女子特有のグループ、そのどれにも属さず日々それらを点々としている女の子。
葵は、いじめの矢の的に自分がならないように、息を潜めて地味なグループに属していた……。
いじめられるのが怖いから、葵は放課後にしか彼女と会わなかった。
女子のグループって本当に怖い。
彼女は「そんなところに私の大切なものはない」と言ってグループには属さない。
葵と彼女は正反対で、だけど2人は、毎日あっているのに毎日手紙を交換して、毎夜電話もして。
あるきっかけで2人は学校が始まっても家に帰らず、逃避行。
必死に節約し、最低限のことにしか使わないのに、手にあるお金はみるみるうちに減っていく。
それでもふたりなら、どこまででも行けると信じて疑わなかった葵。
その、どこまででも行ける、どこへでも行ける、という、淡く切なく、怪しくも幻想的な妄想が、私にはわかる気がしました。
何にも煩わしくない世界。
2人で切り開いてゆく世界。
背負うことなどない世界。
他愛ない夢を語り合える世界。
そんな世界が、本当にあるように思うんです。思いたくて、あると錯覚しているのかもしれません。
ある時を境に2人は引き離され、会うことも、声を聞くことも、手紙を送り合うことも許されなくなる。

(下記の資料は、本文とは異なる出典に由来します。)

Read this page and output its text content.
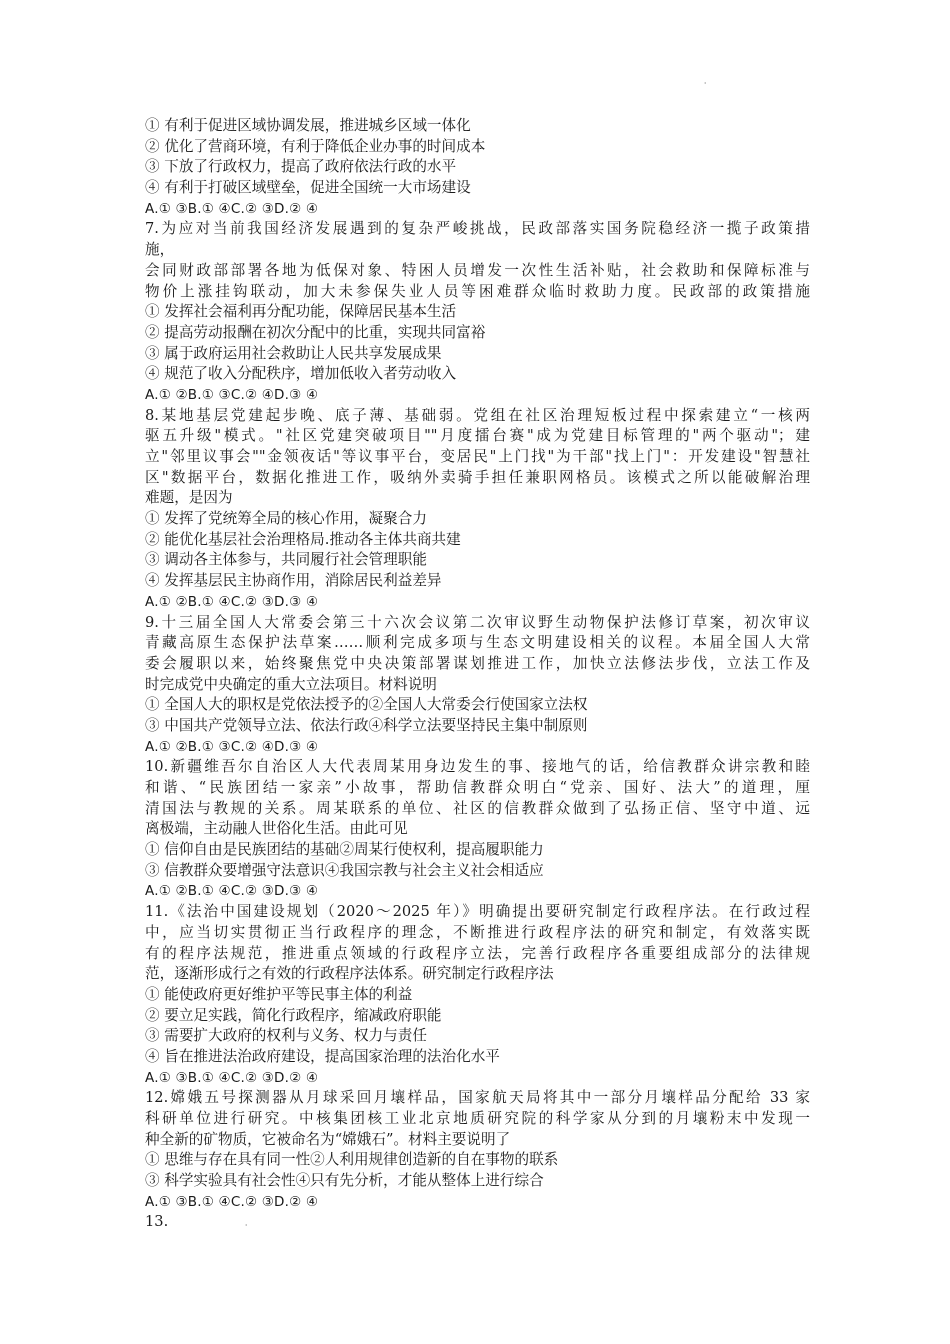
ˌ
① 有利于促进区域协调发展，推进城乡区域一体化
② 优化了营商环境，有利于降低企业办事的时间成本
③ 下放了行政权力，提高了政府依法行政的水平
④ 有利于打破区域壁垒，促进全国统一大市场建设
A.① ③B.① ④C.② ③D.② ④
7.为应对当前我国经济发展遇到的复杂严峻挑战，民政部落实国务院稳经济一揽子政策措
施，
会同财政部部署各地为低保对象、特困人员增发一次性生活补贴，社会救助和保障标准与
物价上涨挂钩联动，加大未参保失业人员等困难群众临时救助力度。民政部的政策措施
① 发挥社会福利再分配功能，保障居民基本生活
② 提高劳动报酬在初次分配中的比重，实现共同富裕
③ 属于政府运用社会救助让人民共享发展成果
④ 规范了收入分配秩序，增加低收入者劳动收入
A.① ②B.① ③C.② ④D.③ ④
8.某地基层党建起步晚、底子薄、基础弱。党组在社区治理短板过程中探索建立“一核两
驱五升级"模式。"社区党建突破项目""月度擂台赛"成为党建目标管理的"两个驱动"；建
立"邻里议事会""金领夜话"等议事平台，变居民"上门找"为干部"找上门"：开发建设"智慧社
区"数据平台，数据化推进工作，吸纳外卖骑手担任兼职网格员。该模式之所以能破解治理
难题，是因为
① 发挥了党统筹全局的核心作用，凝聚合力
② 能优化基层社会治理格局.推动各主体共商共建
③ 调动各主体参与，共同履行社会管理职能
④ 发挥基层民主协商作用，消除居民利益差异
A.① ②B.① ④C.② ③D.③ ④
9.十三届全国人大常委会第三十六次会议第二次审议野生动物保护法修订草案，初次审议
青藏高原生态保护法草案……顺利完成多项与生态文明建设相关的议程。本届全国人大常
委会履职以来，始终聚焦党中央决策部署谋划推进工作，加快立法修法步伐，立法工作及
时完成党中央确定的重大立法项目。材料说明
① 全国人大的职权是党依法授予的②全国人大常委会行使国家立法权
③ 中国共产党领导立法、依法行政④科学立法要坚持民主集中制原则
A.① ②B.① ③C.② ④D.③ ④
10.新疆维吾尔自治区人大代表周某用身边发生的事、接地气的话，给信教群众讲宗教和睦
和谐、“民族团结一家亲”小故事，帮助信教群众明白“党亲、国好、法大”的道理，厘
清国法与教规的关系。周某联系的单位、社区的信教群众做到了弘扬正信、坚守中道、远
离极端，主动融人世俗化生活。由此可见
① 信仰自由是民族团结的基础②周某行使权利，提高履职能力
③ 信教群众要增强守法意识④我国宗教与社会主义社会相适应
A.① ②B.① ④C.② ③D.③ ④
11.《法治中国建设规划（2020～2025 年）》明确提出要研究制定行政程序法。在行政过程
中，应当切实贯彻正当行政程序的理念，不断推进行政程序法的研究和制定，有效落实既
有的程序法规范，推进重点领域的行政程序立法，完善行政程序各重要组成部分的法律规
范，逐渐形成行之有效的行政程序法体系。研究制定行政程序法
① 能使政府更好维护平等民事主体的利益
② 要立足实践，简化行政程序，缩减政府职能
③ 需要扩大政府的权利与义务、权力与责任
④ 旨在推进法治政府建设，提高国家治理的法治化水平
A.① ③B.① ④C.② ③D.② ④
12.嫦娥五号探测器从月球采回月壤样品，国家航天局将其中一部分月壤样品分配给 33 家
科研单位进行研究。中核集团核工业北京地质研究院的科学家从分到的月壤粉末中发现一
种全新的矿物质，它被命名为“嫦娥石”。材料主要说明了
① 思维与存在具有同一性②人利用规律创造新的自在事物的联系
③ 科学实验具有社会性④只有先分析，才能从整体上进行综合
A.① ③B.① ④C.② ③D.② ④
13.	ˌ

いつか交わした約束、19歳の誕生日に、シルバーのリングをプレゼントしてもらった子は、一生幸せに生きていける、だから、シルバーのリングを贈りあおう。
そして葵と彼女との最後の時。
プラチナの方が幸せになれるはず、だからプラチナのリングを贈りあおう。
それは終ぞ叶うことがなかった。でも、叶わないとわかっていて、それでも2人は約束を交わした。

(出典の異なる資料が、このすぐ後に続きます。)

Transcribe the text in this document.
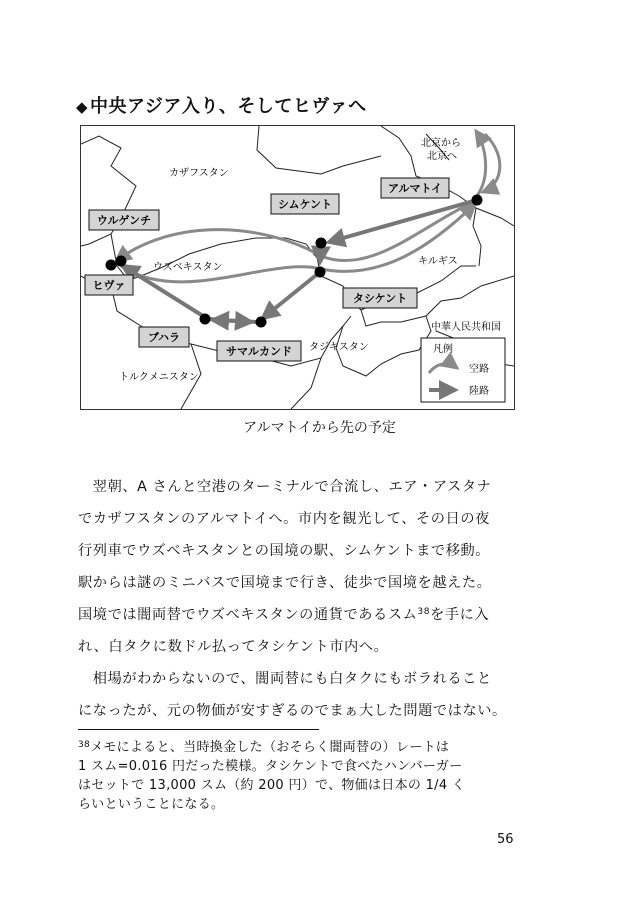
◆ 中央アジア入り、そしてヒヴァへ
カザフスタン
ウズベキスタン
キルギス
中華人民共和国
タジキスタン
トルクメニスタン
北京から 北京へ
アルマトイ
シムケント
タシケント
サマルカンド
ブハラ
ウルゲンチ
ヒヴァ
凡例
空路
陸路
アルマトイから先の予定
　翌朝、A さんと空港のターミナルで合流し、エア・アスタナ
でカザフスタンのアルマトイへ。市内を観光して、その日の夜
行列車でウズベキスタンとの国境の駅、シムケントまで移動。
駅からは謎のミニバスで国境まで行き、徒歩で国境を越えた。
国境では闇両替でウズベキスタンの通貨であるスム$^{38}$を手に入
れ、白タクに数ドル払ってタシケント市内へ。
　相場がわからないので、闇両替にも白タクにもボラれること
になったが、元の物価が安すぎるのでまぁ大した問題ではない。
$^{38}$メモによると、当時換金した（おそらく闇両替の）レートは
1 スム=0.016 円だった模様。タシケントで食べたハンバーガー
はセットで 13,000 スム（約 200 円）で、物価は日本の 1/4 く
らいということになる。
56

大切な人を失うと、心の中にぽっかりと穴が空いて、それは一生埋まることがない。
それでも、2人は何かを必死に求めていたのかな、と思いました。
あたしたち、どこにいこうとしてたんだろう。
人と繋がることを、必死に求めている現代人。
友達がいないとだめなんだと、思い込まされている現代人。
葵はそんな人を「ひとりぼっち症候群」と言いました。
私には難しかったけれど、この物語のテーマとして、人との繋がりというものがあるのではないかと感じました。
出会うこと、関わること、親しくなること、別れること。
私たちは一人では生きていけなくて、誰かと必ず繋がっている。
上手く繋がれないこともあるし、苦しくなることもあるし、一生背負っていくことだってある。
それでどんなに傷ついたって、私たちはまた誰かと繋がろうとする。
誰かと求め出会って、疲れたら海を見て休んで、また立ち上がって、繋がろうとする。
寝て起きて、そしたらまた、明日から頑張ってみよう。
そう思わせてくれる、そんな本でした。